Other opponents of the PPACA state that doing away with the pre-existing condition clause will ensure the fiscal demise of insurance companies. They also warn that, in return, insurance companies will raise premiums leading to federally mandated price caps and further government regulation of the insurance sector. This issue has been considered, and is a large part of why we will have an individual mandate requiring most people to obtain health insurance. As Ezra Klein stated:
‘The theory behind the mandate is simple: It's there to protect against an insurance death spiral. Now that insurers can't discriminate based on preexisting conditions, it would be entirely possible for people to forgo insurance until, well, they develop a medical condition. In that world, the bulk of the people buying insurance on the exchanges are sick, and that makes the average premiums terrifically expensive. The mandate is there to bring healthy people into the pool, which keeps average costs down and also ensures that people aren't riding free on the system by letting society pay when they get hit by a bus’

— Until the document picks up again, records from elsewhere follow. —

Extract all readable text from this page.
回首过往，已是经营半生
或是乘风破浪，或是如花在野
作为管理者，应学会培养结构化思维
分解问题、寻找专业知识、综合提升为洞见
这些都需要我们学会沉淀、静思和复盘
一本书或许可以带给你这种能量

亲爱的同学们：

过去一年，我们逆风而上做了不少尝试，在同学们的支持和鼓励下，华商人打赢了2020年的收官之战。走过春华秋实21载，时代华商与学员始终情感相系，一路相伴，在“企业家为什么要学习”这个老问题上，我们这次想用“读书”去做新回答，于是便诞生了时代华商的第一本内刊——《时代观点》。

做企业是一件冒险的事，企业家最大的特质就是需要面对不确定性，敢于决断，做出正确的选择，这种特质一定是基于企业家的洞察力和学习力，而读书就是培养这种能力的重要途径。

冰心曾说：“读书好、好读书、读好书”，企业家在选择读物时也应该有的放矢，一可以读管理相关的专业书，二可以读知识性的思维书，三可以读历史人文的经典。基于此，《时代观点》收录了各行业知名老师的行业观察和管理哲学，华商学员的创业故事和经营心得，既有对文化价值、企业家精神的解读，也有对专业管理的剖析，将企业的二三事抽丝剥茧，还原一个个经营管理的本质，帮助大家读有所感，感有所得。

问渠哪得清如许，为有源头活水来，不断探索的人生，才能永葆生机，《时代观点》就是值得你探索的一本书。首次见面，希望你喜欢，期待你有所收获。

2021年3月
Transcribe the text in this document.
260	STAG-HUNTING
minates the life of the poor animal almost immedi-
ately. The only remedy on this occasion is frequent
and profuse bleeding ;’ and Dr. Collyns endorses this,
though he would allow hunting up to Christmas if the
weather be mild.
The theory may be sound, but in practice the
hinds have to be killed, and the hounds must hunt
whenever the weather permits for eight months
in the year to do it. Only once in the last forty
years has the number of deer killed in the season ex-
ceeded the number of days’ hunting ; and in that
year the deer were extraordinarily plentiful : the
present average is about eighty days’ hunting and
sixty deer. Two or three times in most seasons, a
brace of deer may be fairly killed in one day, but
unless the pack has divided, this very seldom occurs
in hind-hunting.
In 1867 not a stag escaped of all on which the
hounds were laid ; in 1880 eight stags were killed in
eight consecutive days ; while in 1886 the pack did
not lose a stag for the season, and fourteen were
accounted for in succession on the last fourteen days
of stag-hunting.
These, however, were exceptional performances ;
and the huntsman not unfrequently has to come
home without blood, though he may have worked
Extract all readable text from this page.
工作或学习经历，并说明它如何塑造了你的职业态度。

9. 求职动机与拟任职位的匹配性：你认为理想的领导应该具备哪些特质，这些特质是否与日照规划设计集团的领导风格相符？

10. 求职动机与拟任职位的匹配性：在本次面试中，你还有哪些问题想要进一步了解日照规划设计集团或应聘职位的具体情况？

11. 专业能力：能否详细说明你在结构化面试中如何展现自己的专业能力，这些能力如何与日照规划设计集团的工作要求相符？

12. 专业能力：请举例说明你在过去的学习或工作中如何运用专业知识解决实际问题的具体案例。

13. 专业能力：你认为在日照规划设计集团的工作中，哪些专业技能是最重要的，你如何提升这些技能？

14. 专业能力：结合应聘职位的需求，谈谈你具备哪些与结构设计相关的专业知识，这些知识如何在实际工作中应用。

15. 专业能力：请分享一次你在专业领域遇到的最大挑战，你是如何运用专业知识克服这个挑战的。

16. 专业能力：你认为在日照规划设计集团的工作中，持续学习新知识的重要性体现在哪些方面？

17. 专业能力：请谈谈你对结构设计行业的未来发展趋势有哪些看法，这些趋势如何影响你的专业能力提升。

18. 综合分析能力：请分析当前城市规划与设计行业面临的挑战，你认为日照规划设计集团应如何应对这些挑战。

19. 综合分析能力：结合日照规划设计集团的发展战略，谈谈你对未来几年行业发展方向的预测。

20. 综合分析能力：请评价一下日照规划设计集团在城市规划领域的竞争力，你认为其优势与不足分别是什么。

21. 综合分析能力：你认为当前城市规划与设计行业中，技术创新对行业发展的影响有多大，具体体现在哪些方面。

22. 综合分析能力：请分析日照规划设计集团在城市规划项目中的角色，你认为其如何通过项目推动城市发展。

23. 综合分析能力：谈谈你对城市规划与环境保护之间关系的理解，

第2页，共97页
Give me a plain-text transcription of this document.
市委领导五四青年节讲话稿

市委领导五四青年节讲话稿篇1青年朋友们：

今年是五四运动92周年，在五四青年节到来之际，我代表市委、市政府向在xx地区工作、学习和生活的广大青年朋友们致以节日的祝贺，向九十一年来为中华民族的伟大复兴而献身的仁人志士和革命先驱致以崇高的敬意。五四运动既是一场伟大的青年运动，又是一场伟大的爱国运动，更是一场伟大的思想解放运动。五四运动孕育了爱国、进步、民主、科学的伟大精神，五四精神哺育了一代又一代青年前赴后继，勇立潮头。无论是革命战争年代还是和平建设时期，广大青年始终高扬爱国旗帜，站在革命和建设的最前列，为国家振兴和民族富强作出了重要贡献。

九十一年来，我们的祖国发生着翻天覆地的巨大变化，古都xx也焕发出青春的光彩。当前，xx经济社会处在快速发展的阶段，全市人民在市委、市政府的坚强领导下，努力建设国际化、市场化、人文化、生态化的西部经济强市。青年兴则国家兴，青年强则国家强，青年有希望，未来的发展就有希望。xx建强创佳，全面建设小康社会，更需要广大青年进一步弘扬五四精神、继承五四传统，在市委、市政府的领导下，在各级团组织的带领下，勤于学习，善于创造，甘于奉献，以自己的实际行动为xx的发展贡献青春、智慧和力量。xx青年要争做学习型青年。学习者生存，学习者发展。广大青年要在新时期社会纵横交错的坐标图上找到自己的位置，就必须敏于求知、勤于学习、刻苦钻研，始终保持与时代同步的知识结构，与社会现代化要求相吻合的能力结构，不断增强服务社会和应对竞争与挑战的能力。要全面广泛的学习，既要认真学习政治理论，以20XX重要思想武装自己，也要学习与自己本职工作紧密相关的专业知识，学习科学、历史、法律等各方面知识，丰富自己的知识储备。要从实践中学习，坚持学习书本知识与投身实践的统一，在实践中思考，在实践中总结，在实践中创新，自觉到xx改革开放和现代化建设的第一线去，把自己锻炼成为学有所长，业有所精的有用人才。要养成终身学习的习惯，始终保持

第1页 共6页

I must confess, I don’t really care if insurance companies post 10% or 20% less profit in the coming years. What I care about is that my patients, family members, friends and neighbors don’t have to worry that, in the event of an illness, they won’t be able to count on their insurance companies to honor their part of the agreement.
As of today, insurers will no longer be able to exclude children with pre-existing conditions from being covered by their family policy. For current policies, that means insurers will have to rescind pre-existing condition exclusions. The same will not occur for adults until January 1, 2014. In the interim, on July 1, 2010 PCIP was launched- the Pre-Existing Condition Insurance Plan to insure those who have been uninsured for the past 6 months due to a pre-existing condition. This was to be administered on a state level and we’ve seen many states relinquish control to the federal government.
So on this 6 month anniversary of the passage of the PPACA, we can all breath a little easier knowing that being born with a congenital malformation or having cancer or being physically abused cannot be used as grounds for being uninsurable.